O rio, morto por omissão

Esse texto foi publicado em 12 de setembro de 1979 em O Diário. E depois selecionado para o livro Bom Dia: Crônicas de Autoexílio e Prisão, lançado em 2014

Há coisas que não consigo entender. E é assim que Ilie sinto: intrigado, confuso diante de “Praças”, de “Marchas” de “Protestos”. A minha desordem é efeito dos 20 anos de denúncias, de acusações, de advertências feitas pela imprensa piracicabana, que pedia socorro pela morte lenta e inevitável do velho rio Piracicaba, sem que ninguém, ao longo desse tempo, tomasse atitudes objetivas. Era possível salvá-lo. Os braços, porém, cruzaram-se. Foram-se descruzar quando o rio estava morto. Não consigo entender.

Mesmo antes de as palavras poluição e ecologia se incorporarem ao vocabulário popular, havia uma outra, terrível e mortífera, que já nos ameaçava: o restilo. Era criminosamente atirado ao rio, contaminando-o, matando-o aos poucos. O saudoso e inesquecível Dr. Jaime de Almeida, do Instituto Zimotécnico, fazia denúncias e advertências pela imprensa, apontava soluções. Mesmo a Câmara Municipal — hoje, uma caricatura – atuava e denunciava. Não me lembro onde estava o povo. Talvez escondido, por não ter — quem sabe? — a sua “Praça de Protesto” e por a imprensa e Câmara serem indiferentes demais ao apelo que lhes faziam à participação da comunidade?

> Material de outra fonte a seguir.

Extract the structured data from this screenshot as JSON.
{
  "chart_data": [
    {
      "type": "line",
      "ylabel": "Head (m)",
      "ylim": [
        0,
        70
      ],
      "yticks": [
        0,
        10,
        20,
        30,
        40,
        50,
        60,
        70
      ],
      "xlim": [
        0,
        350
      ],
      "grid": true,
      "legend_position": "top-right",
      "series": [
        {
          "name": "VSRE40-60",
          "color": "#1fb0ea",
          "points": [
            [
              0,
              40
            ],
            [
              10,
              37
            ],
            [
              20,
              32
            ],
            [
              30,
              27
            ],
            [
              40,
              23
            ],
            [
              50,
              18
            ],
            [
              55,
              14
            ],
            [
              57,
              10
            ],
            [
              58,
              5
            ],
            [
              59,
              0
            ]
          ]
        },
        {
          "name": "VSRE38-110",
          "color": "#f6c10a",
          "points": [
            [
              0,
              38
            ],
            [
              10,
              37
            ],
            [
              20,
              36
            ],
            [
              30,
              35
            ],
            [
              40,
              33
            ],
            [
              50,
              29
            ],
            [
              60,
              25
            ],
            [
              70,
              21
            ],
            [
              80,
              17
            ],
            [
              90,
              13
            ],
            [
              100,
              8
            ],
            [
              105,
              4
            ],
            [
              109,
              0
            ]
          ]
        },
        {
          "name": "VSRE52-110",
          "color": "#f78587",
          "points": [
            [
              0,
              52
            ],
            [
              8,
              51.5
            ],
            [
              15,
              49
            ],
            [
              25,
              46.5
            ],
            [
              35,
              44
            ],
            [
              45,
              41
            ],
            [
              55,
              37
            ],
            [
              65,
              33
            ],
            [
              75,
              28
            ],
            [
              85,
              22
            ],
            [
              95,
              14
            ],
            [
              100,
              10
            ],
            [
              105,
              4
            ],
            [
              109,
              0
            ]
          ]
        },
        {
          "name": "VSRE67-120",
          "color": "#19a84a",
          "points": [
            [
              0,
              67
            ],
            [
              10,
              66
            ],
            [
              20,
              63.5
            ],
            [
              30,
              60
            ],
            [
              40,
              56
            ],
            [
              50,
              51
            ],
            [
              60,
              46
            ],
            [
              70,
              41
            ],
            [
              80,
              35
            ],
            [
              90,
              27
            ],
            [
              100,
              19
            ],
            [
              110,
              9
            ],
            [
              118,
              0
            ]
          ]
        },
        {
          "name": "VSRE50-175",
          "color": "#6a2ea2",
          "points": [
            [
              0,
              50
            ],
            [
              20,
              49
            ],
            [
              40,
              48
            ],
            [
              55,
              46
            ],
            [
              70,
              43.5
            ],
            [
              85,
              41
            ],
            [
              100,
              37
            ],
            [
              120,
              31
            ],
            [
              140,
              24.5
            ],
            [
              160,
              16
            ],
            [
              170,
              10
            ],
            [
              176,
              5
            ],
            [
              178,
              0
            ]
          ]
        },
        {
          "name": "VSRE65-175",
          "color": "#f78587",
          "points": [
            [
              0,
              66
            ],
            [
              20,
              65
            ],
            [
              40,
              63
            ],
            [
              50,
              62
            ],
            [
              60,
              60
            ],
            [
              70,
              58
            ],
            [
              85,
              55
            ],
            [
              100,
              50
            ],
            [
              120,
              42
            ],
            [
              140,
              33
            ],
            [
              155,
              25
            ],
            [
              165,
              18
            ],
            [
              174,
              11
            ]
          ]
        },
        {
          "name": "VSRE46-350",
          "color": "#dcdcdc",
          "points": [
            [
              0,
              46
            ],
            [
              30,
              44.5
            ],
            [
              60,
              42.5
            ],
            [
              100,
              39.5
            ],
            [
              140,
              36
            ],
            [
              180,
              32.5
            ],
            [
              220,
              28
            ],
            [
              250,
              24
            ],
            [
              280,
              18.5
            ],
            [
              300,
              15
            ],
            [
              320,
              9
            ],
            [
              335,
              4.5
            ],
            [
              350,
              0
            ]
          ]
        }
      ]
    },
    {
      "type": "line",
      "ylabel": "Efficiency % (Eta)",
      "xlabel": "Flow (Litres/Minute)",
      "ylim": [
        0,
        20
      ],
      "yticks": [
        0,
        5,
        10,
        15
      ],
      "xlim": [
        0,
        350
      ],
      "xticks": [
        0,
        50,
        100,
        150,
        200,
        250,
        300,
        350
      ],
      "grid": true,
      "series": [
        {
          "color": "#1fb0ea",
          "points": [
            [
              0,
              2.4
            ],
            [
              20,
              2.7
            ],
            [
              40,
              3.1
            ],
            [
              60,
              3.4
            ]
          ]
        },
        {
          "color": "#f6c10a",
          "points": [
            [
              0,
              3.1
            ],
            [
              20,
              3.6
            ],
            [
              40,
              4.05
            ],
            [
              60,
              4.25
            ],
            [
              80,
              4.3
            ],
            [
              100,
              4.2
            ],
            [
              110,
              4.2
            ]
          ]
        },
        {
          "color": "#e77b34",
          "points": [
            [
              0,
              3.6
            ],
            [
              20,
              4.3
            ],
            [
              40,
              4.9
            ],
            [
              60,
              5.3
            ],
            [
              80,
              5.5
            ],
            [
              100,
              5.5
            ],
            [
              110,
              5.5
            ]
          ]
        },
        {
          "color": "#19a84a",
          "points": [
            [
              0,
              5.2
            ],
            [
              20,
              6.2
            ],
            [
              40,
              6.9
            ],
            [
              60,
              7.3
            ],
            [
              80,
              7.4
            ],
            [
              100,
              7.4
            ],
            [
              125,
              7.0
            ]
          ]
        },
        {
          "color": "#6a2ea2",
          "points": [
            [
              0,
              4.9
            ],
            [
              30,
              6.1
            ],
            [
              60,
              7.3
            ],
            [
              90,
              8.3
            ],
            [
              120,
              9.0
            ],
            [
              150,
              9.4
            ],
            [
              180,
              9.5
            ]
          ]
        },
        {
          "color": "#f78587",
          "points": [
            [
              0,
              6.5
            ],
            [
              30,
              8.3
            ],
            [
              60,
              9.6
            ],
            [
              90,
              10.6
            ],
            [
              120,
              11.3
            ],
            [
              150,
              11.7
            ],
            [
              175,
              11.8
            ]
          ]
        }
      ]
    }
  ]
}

A realidade é que, há 20 anos, o restilo, os detritos industriais aqui mesmo de Piracicaba já envenenavam o rio, transformando o povo em bagaços de cana. O primeiro a ser denunciado foi o Sr. Lino Morganti. Em vez de ser punido, recebeu, do povo, um mandato de Deputado Federal e sentou-se, ele, ao lado desse grande mudo, que é Pacheco e Chaves. Depois, trouxe Juscelino Kubitschek para revelar prestígio, num memorável churrasco justamente às margens do rio destruído e contaminado. Em seguida, a obra assassina continuou com o Sr. Silva Gordo. Atrás dele estava, porém, o Banco Português, o seu prestígio de antigo Secretário de Adhemar de Barros. Ninguém atendeu ao pedido de socorro.

Os braços continuaram cruzados. E, depois, vieram outras indústrias, poluindo nas cabeceiras. Fez-se luto, fez-se protesto. Mas o rio já morrera. Quando denunciamos que o Projeto Corumbataí já estava condenado, ninguém se movimentou, ninguém quis preocupar-se com a única solução: o “Projeto Salgot Castillon’ — que recolhe as águas de nascentes municipais não poluídas e que não serão nunca poluíveis. Houve silêncio e omissão.

Marchar apenas agora é como acompanhar enterro. Prático e confortador para consciências culpadas. Acompanha-se o morto, mas nada se fez para salvar o enfermo enquanto teve vida. Faz-se um mausoléu para o defunto, mas nada se fez para curá-lo quando doente. Desculpem-me os marchadores pela minha ignorância. Mas quem, por mais de 20 anos, acompanhou as denúncias e denunciou, viu as advertências e advertiu — ouvindo, em resposta, apenas o silêncio — só pode ficar aturdido com o protesto pós-morte. Não se deve chorar pelo leite derramado. Importante é evitar que se derrame.

A Praça do Protesto me parece, infelizmente, o muro das lamentações. E os que marcham, madalenas tardiamente arrependidas pelo silêncio e pela omissão. Aceito o direito de espernear. Antes dele, porém, há o dever de agir. Bom dia.